On the one hand, you have officeholders who are elected politicians with legitimate agendas to take forward and problems of political presentation and survival to worry about. On the other, you have permanent officials with a strong sense of propriety and process, and a caution that decisions should not have adverse consequences. At worst, this can lead to bureaucratic inertia and the scenes that make Yes Minister good comedy.
But Lord Heseltine said he could think of no occasion when he had been obstructed or let down by his civil servants. On the contrary, once they were confident that the minister knew what they were doing, they would give unstinting and loyal support. This was also my experience when I was attorney general, albeit with a small and highly focused department, and I can think of many colleagues who had the same experience.

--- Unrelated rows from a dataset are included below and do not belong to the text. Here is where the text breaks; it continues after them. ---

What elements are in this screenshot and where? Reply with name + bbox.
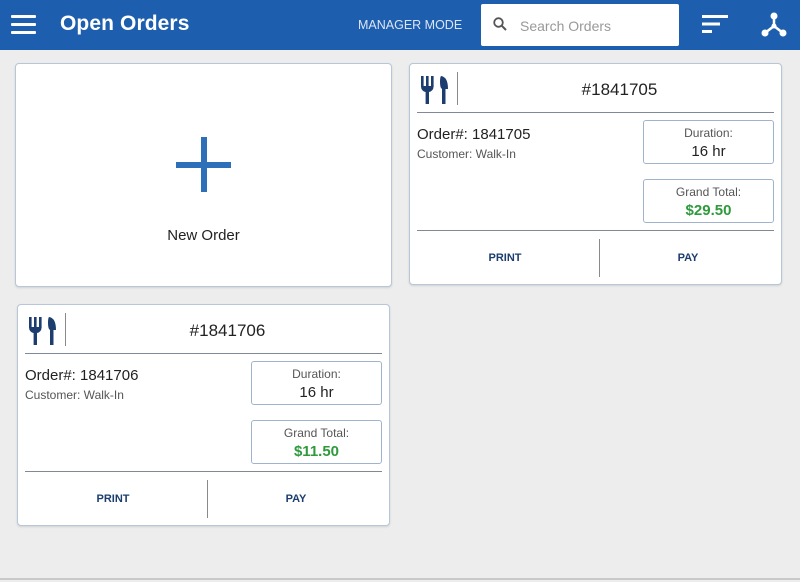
- duration-box: Duration: 16 hr: [251, 361, 382, 405]
- grand-total-label: Grand Total:: [675, 185, 742, 199]
- order-number: Order#: 1841706: [25, 367, 139, 384]
- order-card: #1841705 Order#: 1841705 Customer: Walk-…: [409, 63, 782, 285]
- duration-value: 16 hr: [299, 384, 334, 401]
- action-divider: [599, 239, 600, 277]
- order-card: #1841706 Order#: 1841706 Customer: Walk-…: [17, 304, 390, 526]
- divider: [25, 353, 382, 354]
- page-title: Open Orders: [60, 12, 190, 35]
- customer-label: Customer: Walk-In: [417, 147, 516, 161]
- grand-total-value: $29.50: [685, 202, 732, 219]
- duration-value: 16 hr: [691, 143, 726, 160]
- cutlery-icon: [29, 317, 56, 345]
- search-icon: [493, 17, 507, 31]
- new-order-card[interactable]: New Order: [15, 63, 392, 287]
- customer-label: Customer: Walk-In: [25, 388, 124, 402]
- cutlery-icon: [421, 76, 448, 104]
- order-header-number: #1841705: [581, 80, 658, 99]
- divider: [417, 230, 774, 231]
- order-number: Order#: 1841705: [417, 126, 531, 143]
- print-button[interactable]: PRINT: [488, 252, 522, 264]
- header-divider: [65, 313, 66, 346]
- search-input[interactable]: [518, 15, 672, 37]
- sort-icon[interactable]: [702, 13, 730, 35]
- duration-label: Duration:: [684, 126, 733, 140]
- pay-button[interactable]: PAY: [285, 493, 307, 505]
- menu-button[interactable]: [9, 13, 39, 35]
- grand-total-value: $11.50: [293, 443, 340, 460]
- header-divider: [457, 72, 458, 105]
- divider: [25, 471, 382, 472]
- app-bar: Open Orders MANAGER MODE: [0, 0, 800, 50]
- new-order-label: New Order: [167, 227, 240, 244]
- bottom-divider: [0, 578, 800, 580]
- action-divider: [207, 480, 208, 518]
- grand-total-box: Grand Total: $29.50: [643, 179, 774, 223]
- duration-box: Duration: 16 hr: [643, 120, 774, 164]
- divider: [417, 112, 774, 113]
- search-box[interactable]: [481, 4, 679, 46]
- grand-total-label: Grand Total:: [283, 426, 350, 440]
- order-header-number: #1841706: [189, 321, 266, 340]
- network-icon[interactable]: [760, 11, 788, 39]
- grand-total-box: Grand Total: $11.50: [251, 420, 382, 464]
- pay-button[interactable]: PAY: [677, 252, 699, 264]
- manager-mode-button[interactable]: MANAGER MODE: [358, 18, 463, 32]
- print-button[interactable]: PRINT: [96, 493, 130, 505]
- duration-label: Duration:: [292, 367, 341, 381]
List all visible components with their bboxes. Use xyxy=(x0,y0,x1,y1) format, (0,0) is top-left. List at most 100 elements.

In looking at the car crash in respect of Lord Mandelson’s appointment as ambassador to the US, the collapse in the relationship between the Prime Minister and Sir Olly Robbins illustrates what happens when proper process is abandoned and corners cut.
The appointment was known to be risky and announced at speed without full developed vetting (DV) having first taken place. Sir Olly, as a new permanent secretary, is then landed with the inevitable result of the DV that there are risks to this appointment, but ones he decides can be managed. He does not report this to the then foreign secretary David Lammy as he is not allowed, for good reason, to share any detail of this highly intrusive process. He sees the publicly announced appointment as irreversible without great reputational damage to the government. The Prime Minister – who must be the first PM to have undergone DV when he was appointed director of public prosecutions (DPP) – is now outraged that he was not told about the outcome of the DV, and sacks him.
In an ideal world, I might have hoped that Sir Olly could have spoken informally to the foreign secretary as the appointing minister, to the effect that the DV reinforced the concerns that had been raised and ignored when Lord Mandelson’s appointment was first announced by No 10. That he did not, suggests to me that trust levels were not high. We should not be surprised about this.
Starmer seems oblivious to the risks from the dirtier end of politics
The evidence is now overwhelming that the growth in the role and influence of special advisers has driven a wedge in the traditional relationship between ministers and their civil servants – and it is getting worse.
I think it is highly relevant that when the PM’s office was told of the ‘failed’ outcome of the DV, as part of the process of responding to the Humble Address, this information was almost immediately leaked, clearly as part of some ‘spin’ management. And this isn’t a one-off. Both this government and its predecessors come across as dysfunctional ‘government by leak’. I saw it for myself recently, when a confidential draft report of a working group I was chairing for the government on anti-Muslim hatred was partially leaked within hours of its being provided, again for what looked like shallow presentational purposes.
For these reasons, the issue is not about who is lying – it is about how government is properly and efficiently conducted in the public interest. As DPP, the PM had a reputation for living up to the high standards of that non-political office. But this may be, ironically, why he is now failing. He seems oblivious to the risks from the dirtier end of politics, and appears to be outsourcing the handling of those issues to advisers who are plainly unfit to do it.
Putting this right needs an urgent look at the role of special advisers and how trust within government – particularly between ministers and civil servants – can be reinforced and restored, not peremptorily sacking permanent secretaries trying to navigate shark ponds created by politicians.